Given deterministic cause of human traits, the law of natural selection was to Darwin also essentially a deterministic screen of variation, in which every little advantage proliferated. It is no wonder that we have inherited, so to speak, a deterministic view of evolution, and hence of life, and hence of genetic causation. But this is essentially the long and subtle legacy of Darwinian's Lamarckian view of inheritance.
The validity of Darwin's theory of inheritance was suspected even at the time (and Darwin coyly said he was only tossing it out for testing), and we now know that it is fundamentally wrong--indeed, backwards in terms of causation. Genes, unlike gemmules, are causally related to traits, but not caused by them. They don't flow from all tissues into the gonads. They don't (by and large) change in response to circumstance as was thought.
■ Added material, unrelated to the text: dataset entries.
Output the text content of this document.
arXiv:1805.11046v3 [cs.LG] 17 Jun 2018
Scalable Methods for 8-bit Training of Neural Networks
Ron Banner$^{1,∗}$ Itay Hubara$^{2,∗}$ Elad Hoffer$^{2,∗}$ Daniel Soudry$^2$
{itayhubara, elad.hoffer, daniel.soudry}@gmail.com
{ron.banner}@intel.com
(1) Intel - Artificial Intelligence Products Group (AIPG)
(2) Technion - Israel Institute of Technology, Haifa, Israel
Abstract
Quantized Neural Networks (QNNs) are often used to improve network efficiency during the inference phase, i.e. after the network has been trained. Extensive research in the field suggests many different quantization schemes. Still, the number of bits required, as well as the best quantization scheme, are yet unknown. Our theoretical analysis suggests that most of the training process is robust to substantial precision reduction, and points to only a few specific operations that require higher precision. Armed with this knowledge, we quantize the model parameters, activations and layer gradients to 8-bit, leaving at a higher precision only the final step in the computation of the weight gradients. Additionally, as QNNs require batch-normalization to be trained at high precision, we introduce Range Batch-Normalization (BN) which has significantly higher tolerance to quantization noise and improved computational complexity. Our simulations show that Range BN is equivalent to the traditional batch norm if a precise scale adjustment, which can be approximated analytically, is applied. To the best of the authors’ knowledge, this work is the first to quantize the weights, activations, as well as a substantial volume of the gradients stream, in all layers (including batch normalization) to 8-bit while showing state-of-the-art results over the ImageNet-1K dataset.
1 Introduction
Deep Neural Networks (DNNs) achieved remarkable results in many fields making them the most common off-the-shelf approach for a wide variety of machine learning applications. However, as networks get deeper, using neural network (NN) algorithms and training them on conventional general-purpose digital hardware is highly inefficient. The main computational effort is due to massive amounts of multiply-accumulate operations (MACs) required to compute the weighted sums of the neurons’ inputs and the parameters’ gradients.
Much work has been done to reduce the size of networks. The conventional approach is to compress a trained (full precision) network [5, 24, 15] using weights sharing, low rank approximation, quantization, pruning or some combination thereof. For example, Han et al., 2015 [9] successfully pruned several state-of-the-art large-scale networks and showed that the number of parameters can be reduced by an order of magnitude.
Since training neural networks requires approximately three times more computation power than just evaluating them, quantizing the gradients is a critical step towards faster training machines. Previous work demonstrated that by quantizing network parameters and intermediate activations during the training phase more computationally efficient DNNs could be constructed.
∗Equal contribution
And Darwin's essentially deterministic view of natural selection has a comparably long shadow into the present. We now know why the effects of genetic variants are typically statistical rather than deterministic. They do react to experience ('environment'), but the interaction is probabilistic. That means that prediction from gene to trait is usually not deterministic but only probabilistic as well.
This is why screening to find genes 'for' a trait like diabetes or heart disease or cancer or intelligence is a mistaken endeavor. When countless genes contribute to traits, they all vary in every population, the variants usually only have small statistical effects, and they interact with environments that also vary over time and among individuals, the gene-trait connection is typically weak.
The exceptions are the 'knockout' effects, when a defective gene basically just doesn't work or is wildly out of whack. There are many ways to break something, and hundreds of genes are known that, when broken, lead to disease in a basically deterministic way. But those diseases are typically congenital (present at birth or even earlier). They're not the target of genomewide association studies (GWAS), nor of the expensive gene-based biobanking initiatives now being established in many countries.
So why, given what we clearly know from GWAS, evolutionary theory, natural variation, and experimental studies, do we persist in thinking in an essentially Darwinian/Lamarckian way, that biobank kinds of resources are going to be so important to understanding the heritability of disease?